Saturday, October 11, 2014

A Tesseract

A Tesseract
Is to a cube as a cube is to a square.
Exists in 4 dimensions and is nearly impossible to represent or comprehend in 3.

We are all boxes of boxes upon boxes.
But that doesn’t begin to explain us.
Or our circumstances.  Even to ourselves.

Inside the box that is my body is a smaller, man-made box, with electrical connections.  A defibrillator.  One intended to protect me, but which nearly took my life.  One worth more than I can afford.  Even to remove.  Before it finally destroys me.
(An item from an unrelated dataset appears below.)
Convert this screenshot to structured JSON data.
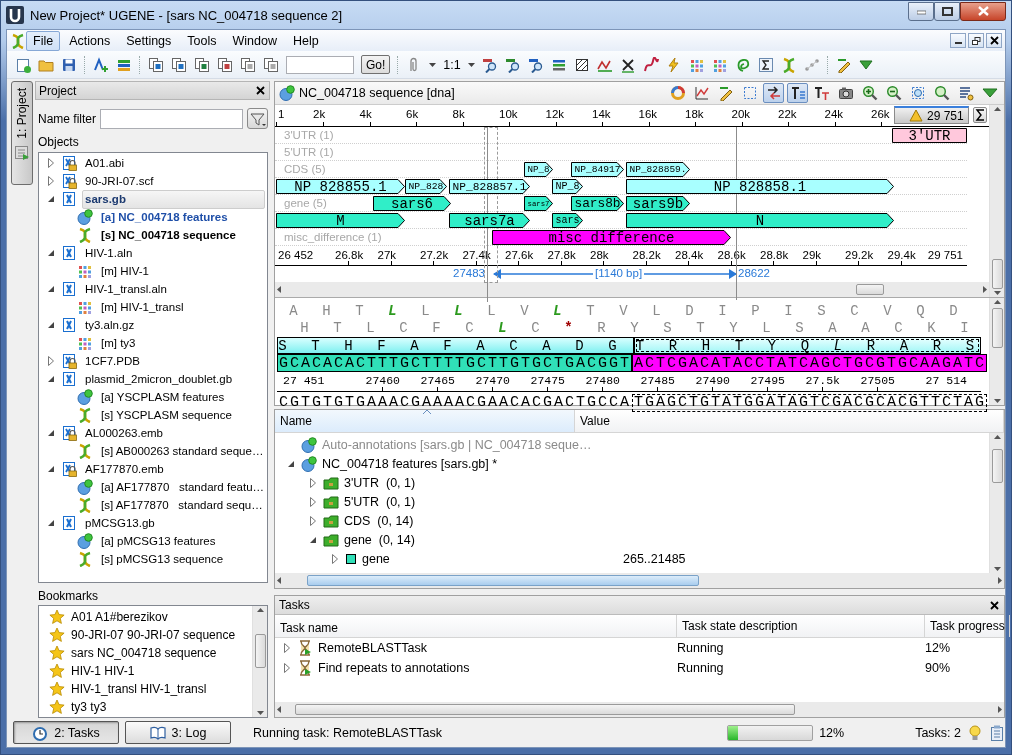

Inside the box that is my head is a smaller, organic box, with electrical connections.  A mind.  One intended to steer my actions, but which nearly always goes astray.  One that has me here, with too little to show for my 31 years.  Even to myself.  Before I give up.

A man with love for others, but no love that he can sort out.
A doctor, but not of medicine and not of consequence.
An artist, but not in any conventional sense and also not of any consequence.
All of these things describe, but do not fully explain, me and my circumstances.

If the 4th dimension is temporal, then it forms the truest boundaries of this existence.
Boundaries of which we are ever wary but never aware.
We live within invisible boxes of time, then, too.

So, is life the tesseract? 
Or am I? 
The answer is largely immaterial.  

I couldn’t explain life or myself, even to myself, even if I tried.